Du nouveau sur François Roch Ferré

Registre écrou

Registre d’écrou de la ville de Châteaudun

François Roch Ferré est cet instituteur, arrêté en 1842 pour attouchements sexuels sur ses élèves, que les éminents aliénistes Alexandre Brierre de Boismont, Guillaume Ferrus et Achille-Louis Foville ont examiné dans le cadre d’une contre-expertise passionnante, laquelle a été publiée dans le premier numéro des Annales médico-psychologiques.

Le cas de François Roch Ferré a été depuis abondamment cité (notamment par Michel Foucault ; Jean-Marie Besset a rédigé une pièce de théâtre au sujet de l’expertise psychiatrique de Ferré) et je lui ai moi-même consacré un article dans la série des six grands procès du XIXe siècle qui ont marqué l’histoire de l’homosexualité (cf. BMQ-F d’avril 2014), en essayant d’apporter des éléments nouveaux.
Hélas, en raison de la destruction (inexplicable) des archives de justice de Chartres et de celles de Châteaudun par un bombardement au cours de la Seconde Guerre mondiale, je n’ai pu disposer comme élément nouveau que du registre d’écrou de la maison d’arrêt de Châteaudun.

Une clé pour retrouver l’État civil de François Roch Ferré dont je découvrais que François était le prénom usuel (et non pas Roch), était la commune de sa naissance, située en Eure-et-Loir. Or, cette clé, comme on peut en juger sur la reproduction ci-dessus, était illisible : on devinait quelque chose comme Myhirnan ou Myhirneun, noms de communes qui n’existent pas.
Le cas de cet instituteur était suffisamment remarquable pour déployer quelque énergie afin de connaître son destin ultérieur. Qu’est devenu ce personnage, capable de tenir des discours libertaires et déconcertants sur la sexualité et tenu pour fou par les aliénistes de son temps ?
Voici des éléments nouveaux dont l’un est suffisamment étonnant pour être susceptible de permettre un réexamen du cas de François Roch Ferré.

L’idée m’est venue de tester à partir des registres d’État civil du département d’Eure-et-Loir les noms vaguement apparentés à celui lu sur le registre d’écrou, en tenant compte d’une naissance de Ferré vers 1809. Par chance, la deuxième commune explorée, Miermaigne, s’est révélée être la bonne. Voici donc une avancée importante sur le personnage singulier que fut François Roch Ferré.

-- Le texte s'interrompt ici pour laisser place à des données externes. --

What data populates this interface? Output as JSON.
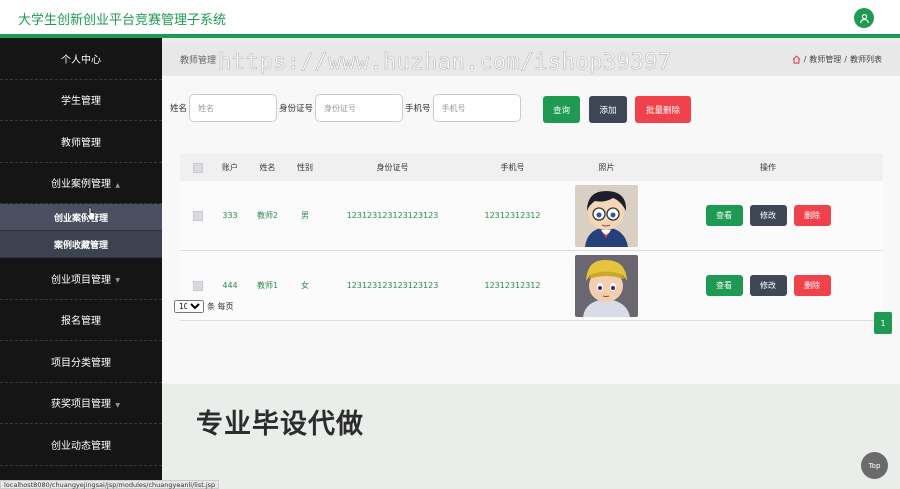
{
  "header": {
    "title": "大学生创新创业平台竞赛管理子系统",
    "user_icon": "user-icon"
  },
  "sidebar": {
    "items": [
      {
        "label": "个人中心"
      },
      {
        "label": "学生管理"
      },
      {
        "label": "教师管理"
      },
      {
        "label": "创业案例管理"
      },
      {
        "label": "创业项目管理"
      },
      {
        "label": "报名管理"
      },
      {
        "label": "项目分类管理"
      },
      {
        "label": "获奖项目管理"
      },
      {
        "label": "创业动态管理"
      }
    ],
    "subitems": [
      {
        "label": "创业案例管理"
      },
      {
        "label": "案例收藏管理"
      }
    ]
  },
  "breadcrumb": {
    "title": "教师管理",
    "path1": "教师管理",
    "separator": "/",
    "path2": "教师列表"
  },
  "search": {
    "name_label": "姓名",
    "name_placeholder": "姓名",
    "id_label": "身份证号",
    "id_placeholder": "身份证号",
    "phone_label": "手机号",
    "phone_placeholder": "手机号",
    "query_label": "查询",
    "add_label": "添加",
    "batch_delete_label": "批量删除"
  },
  "table": {
    "headers": [
      "账户",
      "姓名",
      "性别",
      "身份证号",
      "手机号",
      "照片",
      "操作"
    ],
    "rows": [
      {
        "account": "333",
        "name": "教师2",
        "gender": "男",
        "id_number": "123123123123123123",
        "phone": "12312312312"
      },
      {
        "account": "444",
        "name": "教师1",
        "gender": "女",
        "id_number": "123123123123123123",
        "phone": "12312312312"
      }
    ],
    "view_label": "查看",
    "edit_label": "修改",
    "delete_label": "删除"
  },
  "pagination": {
    "page_size": "10",
    "page_size_suffix": "条 每页",
    "current_page": "1"
  },
  "promo_text": "专业毕设代做",
  "watermark": "https://www.huzhan.com/ishop39397",
  "top_button": "Top",
  "status_url": "localhost8080/chuangyejingsai/jsp/modules/chuangyeanli/list.jsp",
  "colors": {
    "green": "#1f9a52",
    "slate": "#3f4756",
    "red": "#f0424d"
  }
}
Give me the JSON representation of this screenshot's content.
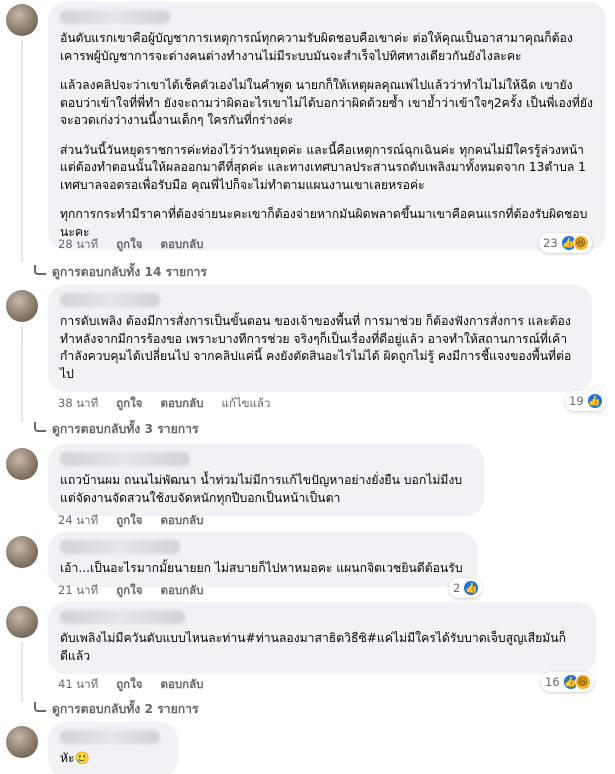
{
  "comments": [
    {
      "paragraphs": [
        "อันดับแรกเขาคือผู้บัญชาการเหตุการณ์ทุกความรับผิดชอบคือเขาค่ะ ต่อให้คุณเป็นอาสามาคุณก็ต้องเคารพผู้บัญชาการจะต่างคนต่างทำงานไม่มีระบบมันจะสำเร็จไปทิศทางเดียวกันยังไงละคะ",
        "แล้วลงคลิปจะว่าเขาได้เช็คตัวเองไม่ในคำพูด นายกก็ให้เหตุผลคุณเพ่ไปแล้วว่าทำไมไม่ให้ฉีด เขายังตอบว่าเข้าใจที่พี่ทำ ยังจะถามว่าผิดอะไรเขาไม่ได้บอกว่าผิดด้วยซ้ำ เขาย้ำว่าเข้าใจๆ2ครั้ง เป็นพี่เองที่ยังจะอวดเก่งว่างานนี้งานเด็กๆ ใครกันที่กร่างค่ะ",
        "ส่วนวันนี้วันหยุดราชการค่ะท่องไว้ว่าวันหยุดค่ะ และนี้คือเหตุการณ์ฉุกเฉินค่ะ ทุกคนไม่มีใครรู้ล่วงหน้าแต่ต้องทำตอนนั้นให้ผลออกมาดีที่สุดค่ะ และทางเทศบาลประสานรถดับเพลิงมาทั้งหมดจาก 13ตำบล 1 เทศบาลจอดรอเพื่อรับมือ คุณพี่ไปก็จะไม่ทำตามแผนงานเขาเลยหรอค่ะ",
        "ทุกการกระทำมีราคาที่ต้องจ่ายนะคะเขาก็ต้องจ่ายหากมันผิดพลาดขึ้นมาเขาคือคนแรกที่ต้องรับผิดชอบนะคะ"
      ],
      "time": "28 นาที",
      "like": "ถูกใจ",
      "reply": "ตอบกลับ",
      "reaction_count": "23",
      "replies_text": "ดูการตอบกลับทั้ง 14 รายการ"
    },
    {
      "paragraphs": [
        "การดับเพลิง ต้องมีการสั่งการเป็นขั้นตอน ของเจ้าของพื้นที่ การมาช่วย ก็ต้องฟังการสั่งการ และต้องทำหลังจากมีการร้องขอ เพราะบางทีการช่วย จริงๆก็เป็นเรื่องที่ดีอยู่แล้ว อาจทำให้สถานการณ์ที่เค้ากำลังควบคุมได้เปลี่ยนไป จากคลิปแค่นี้ คงยังตัดสินอะไรไม่ได้ ผิดถูกไม่รู้ คงมีการชี้แจงของพื้นที่ต่อไป"
      ],
      "time": "38 นาที",
      "like": "ถูกใจ",
      "reply": "ตอบกลับ",
      "edited": "แก้ไขแล้ว",
      "reaction_count": "19",
      "replies_text": "ดูการตอบกลับทั้ง 3 รายการ"
    },
    {
      "paragraphs": [
        "แถวบ้านผม ถนนไม่พัฒนา น้ำท่วมไม่มีการแก้ไขปัญหาอย่างยั่งยืน บอกไม่มีงบ แต่จัดงานจัดสวนใช้งบจัดหนักทุกปีบอกเป็นหน้าเป็นตา"
      ],
      "time": "24 นาที",
      "like": "ถูกใจ",
      "reply": "ตอบกลับ"
    },
    {
      "paragraphs": [
        "เอ้า...เป็นอะไรมากมั้ยนายยก ไม่สบายก็ไปหาหมอคะ แผนกจิตเวชยินดีต้อนรับ"
      ],
      "time": "21 นาที",
      "like": "ถูกใจ",
      "reply": "ตอบกลับ",
      "reaction_count": "2"
    },
    {
      "paragraphs": [
        "ดับเพลิงไม่มีควันดับแบบไหนละท่าน#ท่านลองมาสาธิตวิธีซิ#แค่ไม่มีใครได้รับบาดเจ็บสูญเสียมันก็ดีแล้ว"
      ],
      "time": "41 นาที",
      "like": "ถูกใจ",
      "reply": "ตอบกลับ",
      "reaction_count": "16",
      "replies_text": "ดูการตอบกลับทั้ง 2 รายการ"
    },
    {
      "paragraphs": [
        "หัะ🥲"
      ]
    }
  ],
  "icons": {
    "like": "like-icon",
    "haha": "haha-icon"
  },
  "colors": {
    "bubble": "#f0f2f5",
    "meta": "#65676b",
    "like": "#1b74e4",
    "haha": "#f7b125"
  }
}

Né à Miermaigne (Eure-et-Loir) le 16 août 1809, François Roch Ferré était le fils d’un tourneur sur bois, Marie Nicolas Ferré, et de Louise Anne Catherine Blereau.

Naiss Ferré

Détail intéressant, le père (alors âgé de 44 ans) comme la mère (alors âgée de 39 ans) étaient tous deux veufs d’un premier mariage. Leur union fut célébrée à Miermaigne le 5 juin 1807.

Rappelons ce que nous apportent comme éléments les aliénistes dans leur expertise : l’éducation scolaire de François Roch à Angers, son instruction complétée au séminaire de Chartres, une réforme de son service militaire à Lyon pour cause de monomanie religieuse et aliénation, un premier poste d’instituteur rempli à Belley où François Roch ne se fit pas remarquer pour des attouchements sur ses élèves mais pour une gifle administrée au maire de la ville pour un manquement à la place sociale qui lui revenait lors d’un service religieux…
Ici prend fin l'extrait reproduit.